Meister Schmied hat die Sense mit neuem Öhre gerüstet;
Heute zersprang mir das alte wie Glas am verborgenen Feldstein.
Lene
Kommt doch ein Unglück selten allein! Bis zum Hemde durchwässert,
Kehrst du zurück, und dabei mit gestümmelter Sense, vom Grasmähn.

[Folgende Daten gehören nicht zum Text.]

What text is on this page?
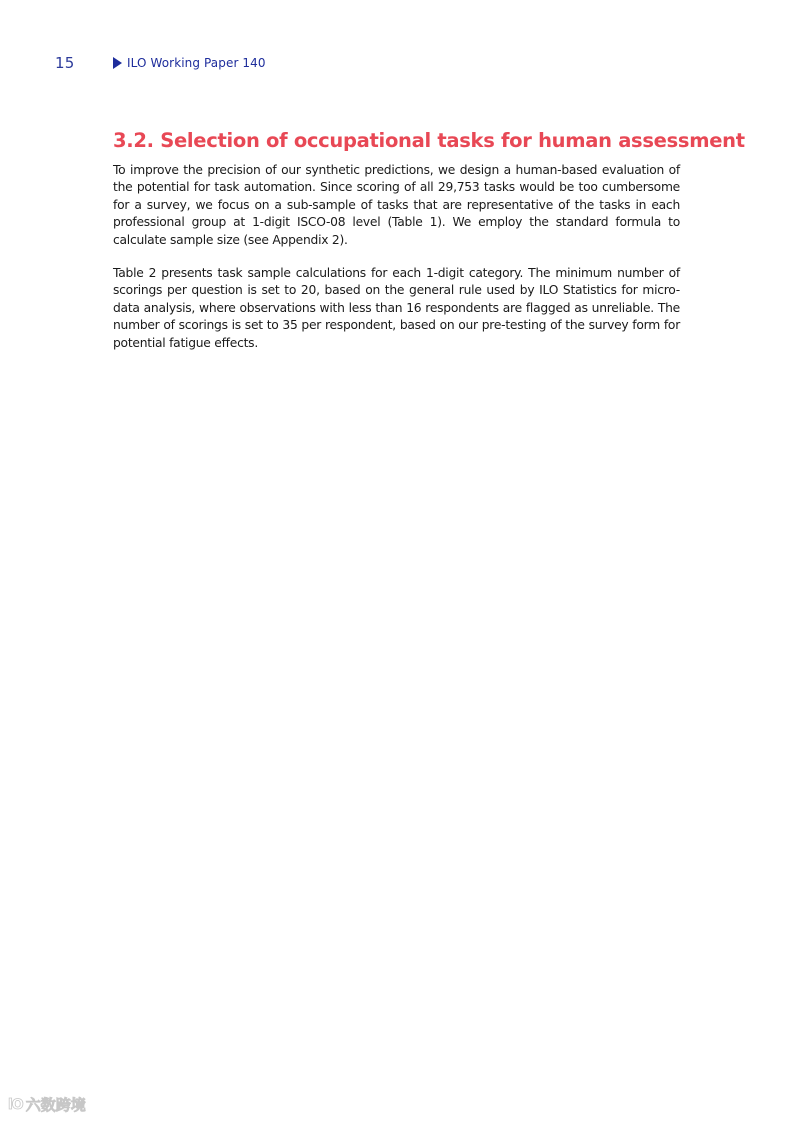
15	ILO Working Paper 140
3.2. Selection of occupational tasks for human assessment

To improve the precision of our synthetic predictions, we design a human-based evaluation of the potential for task automation. Since scoring of all 29,753 tasks would be too cumbersome for a survey, we focus on a sub-sample of tasks that are representative of the tasks in each professional group at 1-digit ISCO-08 level (Table 1). We employ the standard formula to calculate sample size (see Appendix 2).

Table 2 presents task sample calculations for each 1-digit category. The minimum number of scorings per question is set to 20, based on the general rule used by ILO Statistics for micro-data analysis, where observations with less than 16 respondents are flagged as unreliable. The number of scorings is set to 35 per respondent, based on our pre-testing of the survey form for potential fatigue effects.

lO 六数跨境
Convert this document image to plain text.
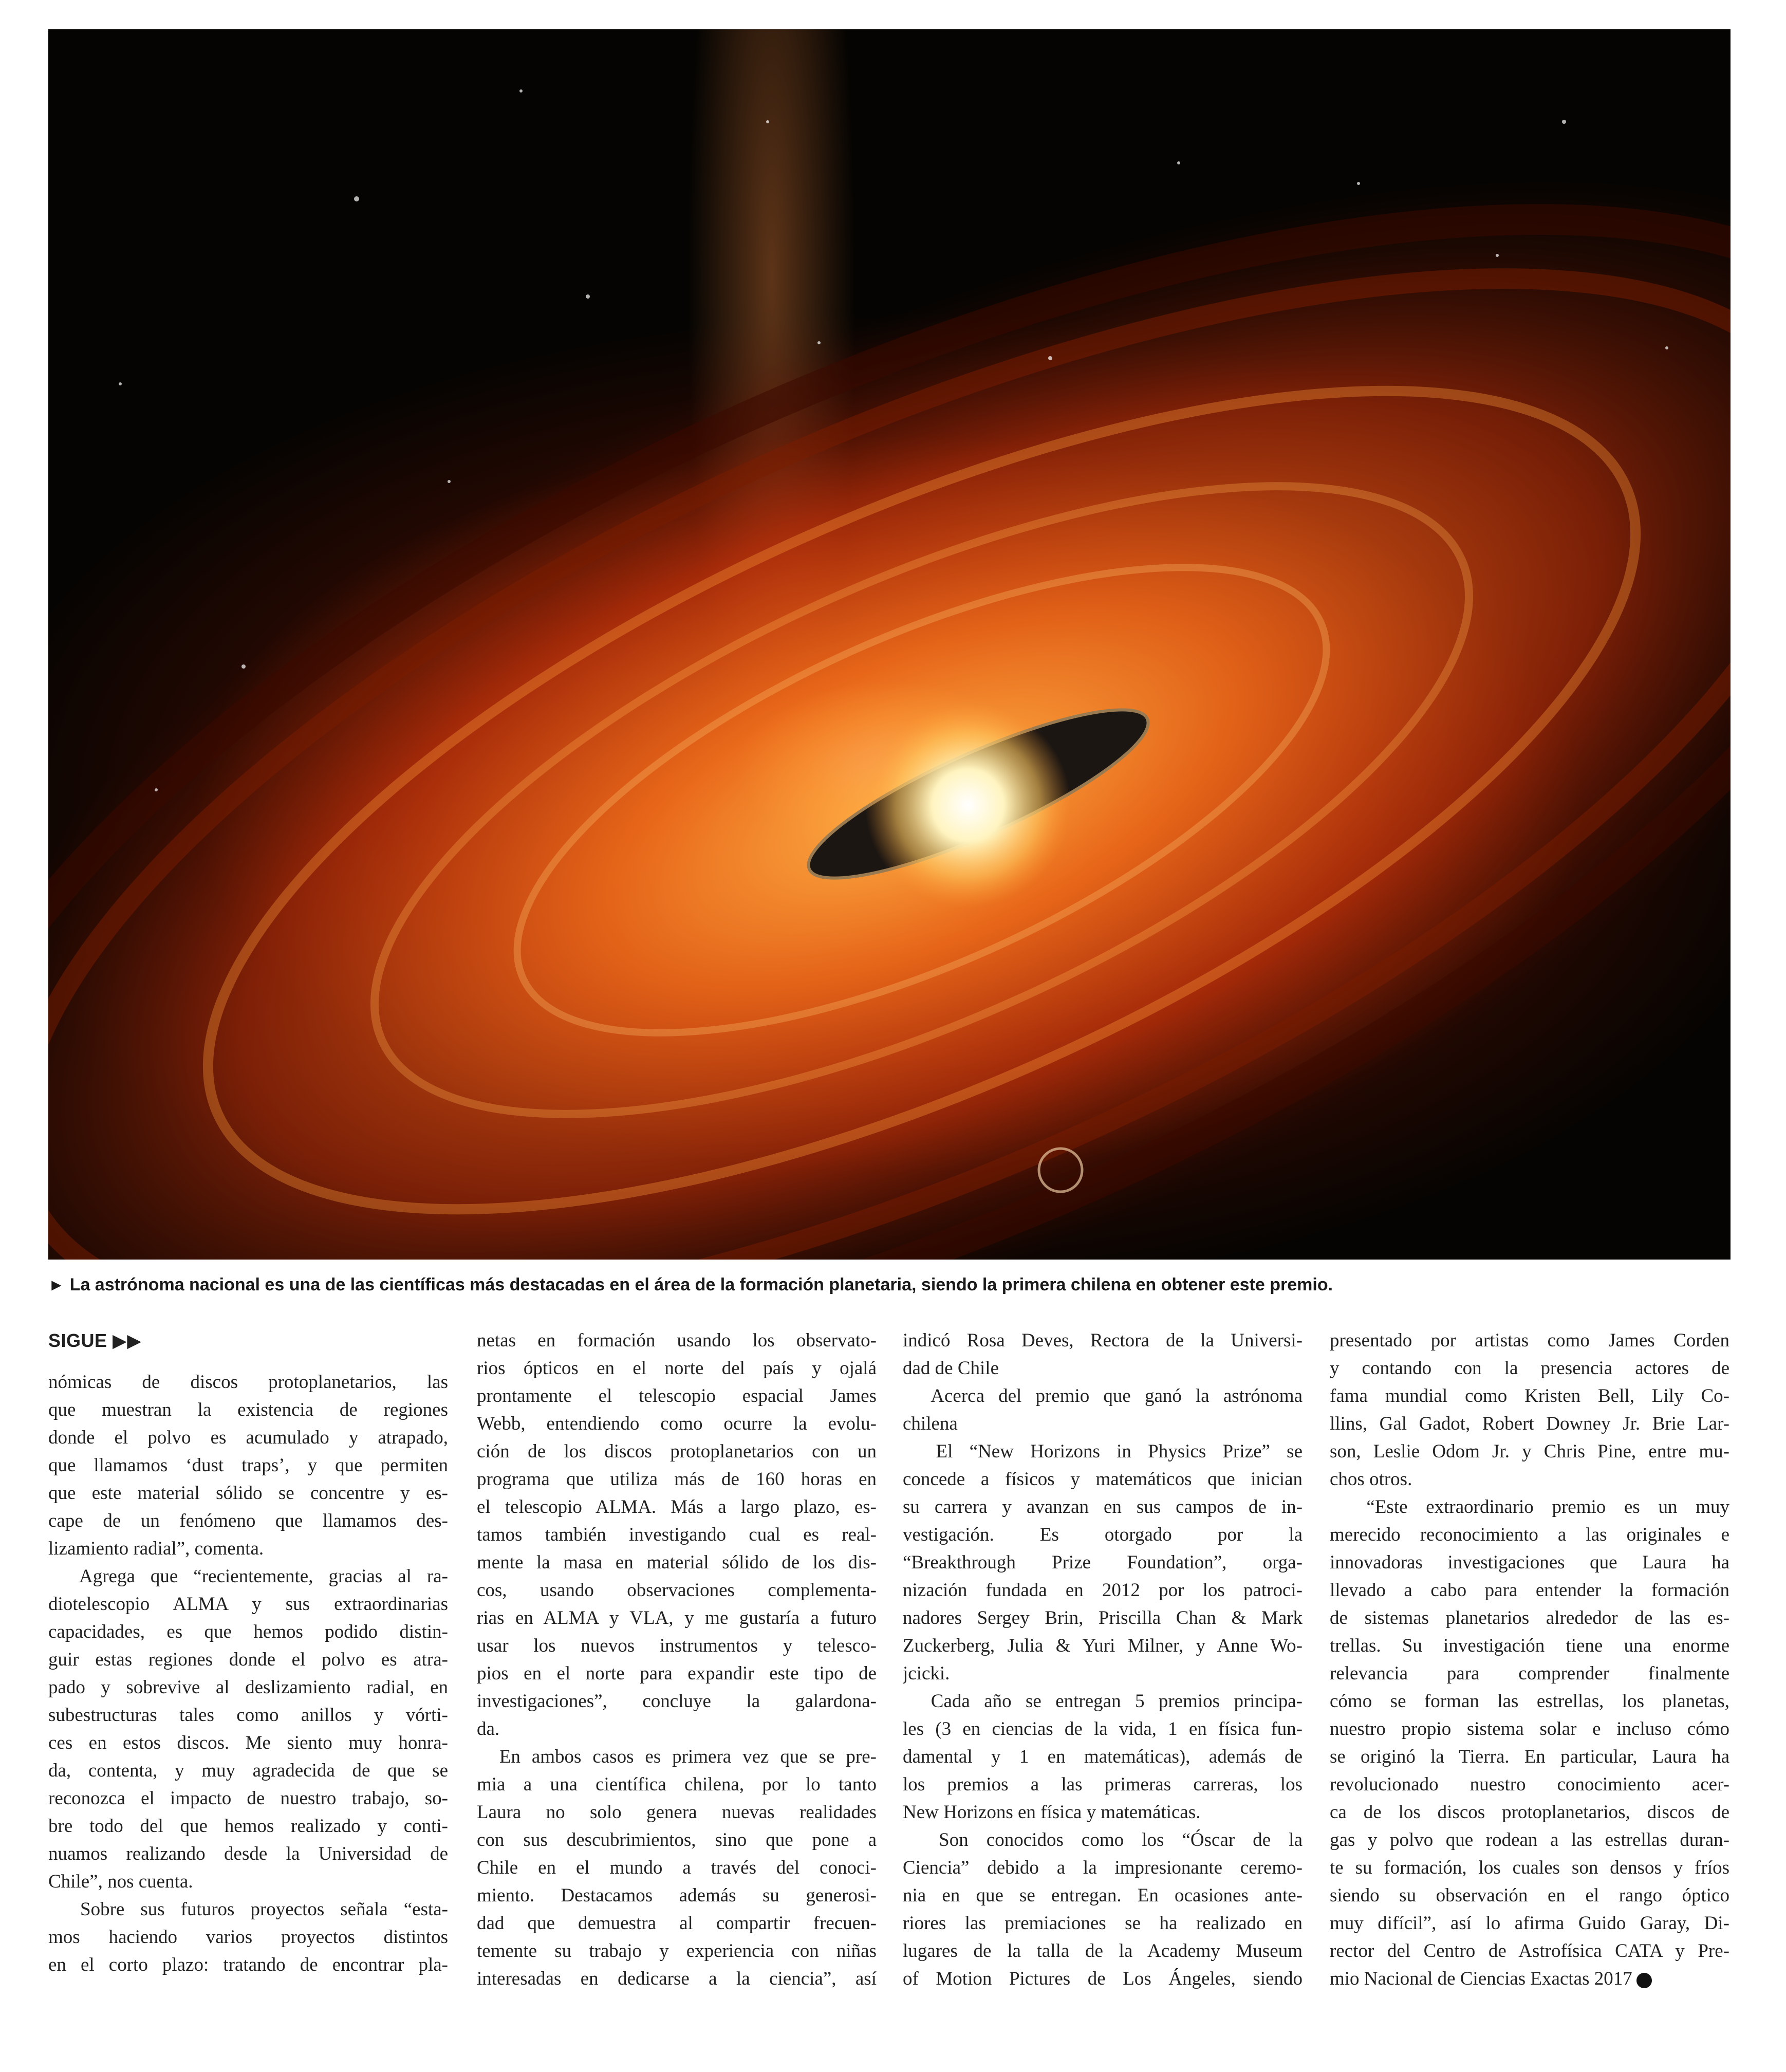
► La astrónoma nacional es una de las científicas más destacadas en el área de la formación planetaria, siendo la primera chilena en obtener este premio.
SIGUE ▶▶
nómicas de discos protoplanetarios, las
que muestran la existencia de regiones
donde el polvo es acumulado y atrapado,
que llamamos ‘dust traps’, y que permiten
que este material sólido se concentre y es-
cape de un fenómeno que llamamos des-
lizamiento radial”, comenta.
Agrega que “recientemente, gracias al ra-
diotelescopio ALMA y sus extraordinarias
capacidades, es que hemos podido distin-
guir estas regiones donde el polvo es atra-
pado y sobrevive al deslizamiento radial, en
subestructuras tales como anillos y vórti-
ces en estos discos. Me siento muy honra-
da, contenta, y muy agradecida de que se
reconozca el impacto de nuestro trabajo, so-
bre todo del que hemos realizado y conti-
nuamos realizando desde la Universidad de
Chile”, nos cuenta.
Sobre sus futuros proyectos señala “esta-
mos haciendo varios proyectos distintos
en el corto plazo: tratando de encontrar pla-
netas en formación usando los observato-
rios ópticos en el norte del país y ojalá
prontamente el telescopio espacial James
Webb, entendiendo como ocurre la evolu-
ción de los discos protoplanetarios con un
programa que utiliza más de 160 horas en
el telescopio ALMA. Más a largo plazo, es-
tamos también investigando cual es real-
mente la masa en material sólido de los dis-
cos, usando observaciones complementa-
rias en ALMA y VLA, y me gustaría a futuro
usar los nuevos instrumentos y telesco-
pios en el norte para expandir este tipo de
investigaciones”, concluye la galardona-
da.
En ambos casos es primera vez que se pre-
mia a una científica chilena, por lo tanto
Laura no solo genera nuevas realidades
con sus descubrimientos, sino que pone a
Chile en el mundo a través del conoci-
miento. Destacamos además su generosi-
dad que demuestra al compartir frecuen-
temente su trabajo y experiencia con niñas
interesadas en dedicarse a la ciencia”, así
indicó Rosa Deves, Rectora de la Universi-
dad de Chile
Acerca del premio que ganó la astrónoma
chilena
El “New Horizons in Physics Prize” se
concede a físicos y matemáticos que inician
su carrera y avanzan en sus campos de in-
vestigación. Es otorgado por la
“Breakthrough Prize Foundation”, orga-
nización fundada en 2012 por los patroci-
nadores Sergey Brin, Priscilla Chan & Mark
Zuckerberg, Julia & Yuri Milner, y Anne Wo-
jcicki.
Cada año se entregan 5 premios principa-
les (3 en ciencias de la vida, 1 en física fun-
damental y 1 en matemáticas), además de
los premios a las primeras carreras, los
New Horizons en física y matemáticas.
Son conocidos como los “Óscar de la
Ciencia” debido a la impresionante ceremo-
nia en que se entregan. En ocasiones ante-
riores las premiaciones se ha realizado en
lugares de la talla de la Academy Museum
of Motion Pictures de Los Ángeles, siendo
presentado por artistas como James Corden
y contando con la presencia actores de
fama mundial como Kristen Bell, Lily Co-
llins, Gal Gadot, Robert Downey Jr. Brie Lar-
son, Leslie Odom Jr. y Chris Pine, entre mu-
chos otros.
“Este extraordinario premio es un muy
merecido reconocimiento a las originales e
innovadoras investigaciones que Laura ha
llevado a cabo para entender la formación
de sistemas planetarios alrededor de las es-
trellas. Su investigación tiene una enorme
relevancia para comprender finalmente
cómo se forman las estrellas, los planetas,
nuestro propio sistema solar e incluso cómo
se originó la Tierra. En particular, Laura ha
revolucionado nuestro conocimiento acer-
ca de los discos protoplanetarios, discos de
gas y polvo que rodean a las estrellas duran-
te su formación, los cuales son densos y fríos
siendo su observación en el rango óptico
muy difícil”, así lo afirma Guido Garay, Di-
rector del Centro de Astrofísica CATA y Pre-
mio Nacional de Ciencias Exactas 2017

Mir hat Freude gemacht der feurige Glanz in dem Dunkeln
Und das geschäftige Hammergepink bei dem Bellen des Hundes,
Welcher im Rade des Balgs umgeht, wie der Meister gebietet.
Bartel
Hell ja strahlte die Sonn in der tauigen Kühle des Morgens;
Und bei frohem Gezwitscher der Vögelein schwangen wir Mäher
Rasch die blinkende Sens und jubelten. Doch da verduftend
Schwand an der Sonne der Tau, und vom buschigen Walle der Koppel
Oft wir den Weg zum Dorfe hinaufsahn, ob sich der Staub nicht
Hüb und ihr Jüngferchen weiß mit Harken erschient und der Frühkost,
Schnell ward düster die Luft, und gewirbelter Regen mit Donner
Prasselte, welcher die Schwade durchströmt und bald von dem Ulmbaum,
Wo wir geduckt uns drängten, in mächtigen Tropfen herabgoß.
Lene
Siehst du? Ein andermal höhne den Rat der Wetterprophetin!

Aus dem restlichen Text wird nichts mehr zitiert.